Multinazionali in grado di esercitare una pressione ben superiore a quella del più potente capo di stato del pianeta

Nella scorsa estate 2000 dei 6000 lavoratori dello stabilimento Amazon di Bessemer, in Alabama, hanno richiesto di costituire un sindacato una volta constatate delle condizioni di lavoro che sottoponevano i lavoratori a ritmi frenetici e controlli estremi. Tra le varie contestazioni, quella di non poter neanche andare in bagno, al punto di dover orinare in una bottiglia. Sembrava, per alcuni, un’esagerazione finché questo aspetto è stato riconosciuto dagli stessi vertici di Amazon che rispondevano rivendicando uno stipendio di 15 dollari, superiore alla media del settore.

E’ notizia di ieri, che otto mesi dopo, nel referendum che doveva sancire o meno la costituzione del sindacato, i favorevoli erano 738, mentre i contrari erano oltre 1.798. Una grandissima vittoria politica per Jeff Bezos, l’uomo più ricco del mondo che per giunta si è arricchito più di chiunque altro durante la pandemia. Anche in Europa i sostenitori della globalizzazione senza vincoli e senza regole, hanno sbandierato senza freni inibitori la vittoria, dato che per loro i sindacati e le rivendicazioni dei lavoratori rappresentano un ostacolo oltre che un costo.

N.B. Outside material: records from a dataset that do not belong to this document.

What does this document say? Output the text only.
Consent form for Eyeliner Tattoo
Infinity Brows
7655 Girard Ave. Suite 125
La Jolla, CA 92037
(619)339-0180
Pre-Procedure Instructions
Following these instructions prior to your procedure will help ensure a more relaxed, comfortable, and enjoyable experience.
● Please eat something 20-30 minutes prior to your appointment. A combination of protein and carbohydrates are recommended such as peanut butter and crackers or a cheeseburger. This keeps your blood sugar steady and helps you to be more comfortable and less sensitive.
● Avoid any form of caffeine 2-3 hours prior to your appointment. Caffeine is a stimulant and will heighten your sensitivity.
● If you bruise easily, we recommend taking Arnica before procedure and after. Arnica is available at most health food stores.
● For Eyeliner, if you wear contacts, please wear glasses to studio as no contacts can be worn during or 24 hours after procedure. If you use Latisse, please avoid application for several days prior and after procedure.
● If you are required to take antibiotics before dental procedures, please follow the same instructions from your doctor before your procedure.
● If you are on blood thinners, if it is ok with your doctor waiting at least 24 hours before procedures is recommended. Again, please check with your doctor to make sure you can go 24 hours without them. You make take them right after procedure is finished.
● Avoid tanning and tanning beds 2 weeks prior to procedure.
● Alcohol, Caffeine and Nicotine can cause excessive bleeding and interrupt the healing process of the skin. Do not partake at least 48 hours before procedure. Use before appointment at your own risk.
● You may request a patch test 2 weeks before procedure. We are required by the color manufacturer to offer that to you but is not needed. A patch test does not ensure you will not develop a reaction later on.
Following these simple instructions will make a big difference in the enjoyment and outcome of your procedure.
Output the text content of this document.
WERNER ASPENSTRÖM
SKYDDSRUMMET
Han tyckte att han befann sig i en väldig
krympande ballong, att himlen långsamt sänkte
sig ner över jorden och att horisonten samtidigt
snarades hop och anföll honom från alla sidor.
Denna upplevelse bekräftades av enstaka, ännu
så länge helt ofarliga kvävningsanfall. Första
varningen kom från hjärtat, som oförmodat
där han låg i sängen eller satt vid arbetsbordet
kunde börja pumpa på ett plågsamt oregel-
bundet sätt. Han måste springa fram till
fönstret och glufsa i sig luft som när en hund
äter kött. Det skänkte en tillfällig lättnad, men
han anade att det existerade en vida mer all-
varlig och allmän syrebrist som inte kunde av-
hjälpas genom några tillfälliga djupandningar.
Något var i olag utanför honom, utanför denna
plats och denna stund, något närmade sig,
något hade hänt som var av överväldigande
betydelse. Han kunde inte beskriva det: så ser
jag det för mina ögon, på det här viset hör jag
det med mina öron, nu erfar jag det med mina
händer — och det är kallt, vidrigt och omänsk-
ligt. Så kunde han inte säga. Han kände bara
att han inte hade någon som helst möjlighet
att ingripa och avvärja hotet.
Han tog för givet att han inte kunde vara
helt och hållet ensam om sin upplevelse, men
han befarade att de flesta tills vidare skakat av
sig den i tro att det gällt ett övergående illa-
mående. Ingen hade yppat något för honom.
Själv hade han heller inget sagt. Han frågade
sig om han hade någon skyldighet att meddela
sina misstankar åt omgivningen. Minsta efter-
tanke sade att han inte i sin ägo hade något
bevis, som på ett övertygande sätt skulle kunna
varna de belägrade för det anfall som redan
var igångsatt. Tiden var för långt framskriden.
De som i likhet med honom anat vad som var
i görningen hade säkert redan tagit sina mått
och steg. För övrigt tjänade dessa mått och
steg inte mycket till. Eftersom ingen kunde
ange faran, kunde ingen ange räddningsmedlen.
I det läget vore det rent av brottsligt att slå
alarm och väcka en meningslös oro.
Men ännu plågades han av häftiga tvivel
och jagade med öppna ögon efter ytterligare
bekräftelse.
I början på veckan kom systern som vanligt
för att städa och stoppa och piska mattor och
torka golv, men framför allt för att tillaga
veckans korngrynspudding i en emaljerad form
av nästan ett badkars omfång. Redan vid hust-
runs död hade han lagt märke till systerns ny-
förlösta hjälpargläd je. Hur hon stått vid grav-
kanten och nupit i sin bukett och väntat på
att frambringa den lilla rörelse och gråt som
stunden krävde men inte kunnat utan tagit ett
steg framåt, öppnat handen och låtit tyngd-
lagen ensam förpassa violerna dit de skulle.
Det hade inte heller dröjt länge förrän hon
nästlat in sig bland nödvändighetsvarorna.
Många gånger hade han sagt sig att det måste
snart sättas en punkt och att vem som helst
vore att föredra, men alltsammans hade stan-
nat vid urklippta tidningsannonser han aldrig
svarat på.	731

Ma cosa c’è dietro a questa vittoria così schiacciante? Come ha denunciato il sindacato americano RWDSU, ci sono 8 mesi di campagna martellante, profondamente anti-sindacale, che ha intimidito qualunque velleità di rivendicazione di migliori condizioni di lavoro. A questo si è aggiunta una dura battaglia legale che ha portato la stessa Amazon a contestare preventivamente ben 500 schede di voto.